IHM Academy Performance Metrics Masterclass - Lesson 3

IHM Academy · Performance Metrics Masterclass – Lesson 3

Performance Metrics Masterclass – Lesson 3 : Zone Entry Efficiency & Controlled Breakout Success

By Coach Mark Lehtonen · IHM Academy

Elite teams don’t just skate fast – they move the puck through pressure with structure.
Zone entries and zone exits are the engine of modern hockey possession.
If you win these two phases, you control the game’s rhythm.

Lesson 3 walks you through the two most important possession metrics:

Performance Metrics Masterclass - Lesson 3 : Zone Entry Efficiency & Controlled Breakout Success

1️⃣ Controlled Zone Entries (CZE%)

A controlled entry = carrying the puck over the blue line or completing a pass to a teammate who crosses with possession.

Why it matters:
Carried or passed entries produce 3-5× more scoring chances than dump-ins.

Key components of a strong controlled entry:

Entry spacing – the puck carrier must have a passing lane AND a skating lane.

Width support – the weak-side forward stretches the gap.

Middle-lane drive – F2 pushes defenders back.

Timing – you attack when defenders’ feet are turned, not squared.

Deception – shoulder fakes, weight shifts, eye deception.

Elite players don’t attack the blue line –
they manipulate the gap until it breaks.

2️⃣ Breakout Success Rate (BO% – Controlled Exits)

A controlled breakout = exiting the defensive zone with puck control (carry or completed pass).

Why it matters:
Teams with a BO% above 48% spend significantly less time defending and generate +6-9 extra shots per game.

Core principles:

D1 escape deception – shoulder check → mislead → attack space.

D2 as a hinge – always behind play angle, never flat.

Center low support – early read, slow down to open the middle.

F1 wall timing – arrive at the boards with speed, never stationary.

F2 slash support – cut diagonally for high-percentage passing lanes.

Breakouts aren’t plays –
they’re pressure-management systems.

Entry → Exit → Entry Loop

Great teams maintain “momentum chains”:

Win breakout → controlled entry → offensive zone time → force tired defenders → repeat.

Bad teams break their own momentum by:

Throwing pucks away at the blue line

Forcing east-west passes under pressure

Using wingers standing still on the walls

Possession is not talent –
it’s structure, spacing, and timing discipline.

🧱 Summary

Zone entry efficiency = how you start the attack.
Breakout efficiency = how you survive pressure and restart the attack.
Together, they form the possession backbone of elite hockey.

💬 Coach Mark says

You don’t beat teams with rushes – you beat them with layers behind the rush.
Breakouts are chess.
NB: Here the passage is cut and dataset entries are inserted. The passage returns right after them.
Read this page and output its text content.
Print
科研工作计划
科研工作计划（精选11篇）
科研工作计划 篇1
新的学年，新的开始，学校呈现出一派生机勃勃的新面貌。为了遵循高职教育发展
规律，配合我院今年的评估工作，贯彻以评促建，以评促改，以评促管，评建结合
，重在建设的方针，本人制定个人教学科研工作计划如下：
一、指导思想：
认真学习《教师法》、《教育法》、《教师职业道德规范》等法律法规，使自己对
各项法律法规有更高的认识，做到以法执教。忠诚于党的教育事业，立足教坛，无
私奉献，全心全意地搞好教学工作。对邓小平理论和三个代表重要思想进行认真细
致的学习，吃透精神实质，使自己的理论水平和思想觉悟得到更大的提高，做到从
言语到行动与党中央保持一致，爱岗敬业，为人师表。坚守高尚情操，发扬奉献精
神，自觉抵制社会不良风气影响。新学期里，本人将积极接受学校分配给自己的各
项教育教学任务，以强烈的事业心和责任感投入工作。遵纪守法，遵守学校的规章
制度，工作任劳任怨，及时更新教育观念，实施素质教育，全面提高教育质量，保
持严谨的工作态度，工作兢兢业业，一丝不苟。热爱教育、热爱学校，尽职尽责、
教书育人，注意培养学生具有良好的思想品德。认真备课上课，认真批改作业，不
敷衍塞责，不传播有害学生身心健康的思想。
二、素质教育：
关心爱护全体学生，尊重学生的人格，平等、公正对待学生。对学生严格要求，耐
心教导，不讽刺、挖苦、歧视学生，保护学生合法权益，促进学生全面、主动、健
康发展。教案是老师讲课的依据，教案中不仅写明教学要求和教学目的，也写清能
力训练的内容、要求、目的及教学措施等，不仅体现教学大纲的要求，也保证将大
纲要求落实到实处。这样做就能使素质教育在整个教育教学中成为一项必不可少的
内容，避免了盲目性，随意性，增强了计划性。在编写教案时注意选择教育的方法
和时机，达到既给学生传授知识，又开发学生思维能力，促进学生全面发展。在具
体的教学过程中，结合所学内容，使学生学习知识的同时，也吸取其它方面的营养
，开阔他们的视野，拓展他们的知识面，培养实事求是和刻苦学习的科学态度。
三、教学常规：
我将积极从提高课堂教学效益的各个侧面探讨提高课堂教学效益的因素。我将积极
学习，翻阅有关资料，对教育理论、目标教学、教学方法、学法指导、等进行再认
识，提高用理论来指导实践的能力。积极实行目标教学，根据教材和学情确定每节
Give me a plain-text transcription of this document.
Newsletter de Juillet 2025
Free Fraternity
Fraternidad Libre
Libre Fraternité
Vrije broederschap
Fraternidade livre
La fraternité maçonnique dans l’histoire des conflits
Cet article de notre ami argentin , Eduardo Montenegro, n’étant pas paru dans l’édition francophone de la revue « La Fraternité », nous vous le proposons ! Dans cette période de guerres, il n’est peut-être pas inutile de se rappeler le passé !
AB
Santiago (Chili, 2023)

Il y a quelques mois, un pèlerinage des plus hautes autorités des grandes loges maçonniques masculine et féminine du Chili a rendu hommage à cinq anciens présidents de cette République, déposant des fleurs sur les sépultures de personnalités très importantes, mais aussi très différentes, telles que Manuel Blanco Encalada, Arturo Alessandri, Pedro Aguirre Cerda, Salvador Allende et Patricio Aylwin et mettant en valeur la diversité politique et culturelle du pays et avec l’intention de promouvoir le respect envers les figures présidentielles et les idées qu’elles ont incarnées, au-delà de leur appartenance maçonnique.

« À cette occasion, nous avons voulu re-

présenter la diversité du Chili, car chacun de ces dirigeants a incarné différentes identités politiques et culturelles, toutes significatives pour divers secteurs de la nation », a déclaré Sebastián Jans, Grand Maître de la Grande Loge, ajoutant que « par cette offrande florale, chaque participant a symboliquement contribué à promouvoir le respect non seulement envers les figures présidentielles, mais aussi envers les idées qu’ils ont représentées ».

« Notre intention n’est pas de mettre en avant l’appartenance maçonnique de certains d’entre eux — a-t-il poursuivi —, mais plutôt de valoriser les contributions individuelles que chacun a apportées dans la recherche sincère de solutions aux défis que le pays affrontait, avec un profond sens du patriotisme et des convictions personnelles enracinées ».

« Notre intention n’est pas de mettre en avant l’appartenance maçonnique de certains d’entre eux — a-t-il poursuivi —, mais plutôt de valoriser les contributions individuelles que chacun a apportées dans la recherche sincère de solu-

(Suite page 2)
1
Entries are checkmate.

❓ Questions & Answers | IHM Performance Metrics

Q1: What is a controlled zone entry?
A1: Carrying or passing the puck over the offensive blue line with full puck control.

Q2: Why are controlled entries better than dump-ins?
A2: They generate 3-5× more scoring chances and allow immediate offensive structure.

Q3: What defines a good breakout?
A3: Clean, controlled puck exit using spacing, deception, and layered support options.

Q4: Which position is most important in breakouts?
A4: The center – their low support unlocks all passing lanes.

Q5: What is the biggest mistake during entries?
A5: Attacking defenders too early instead of manipulating the gap first.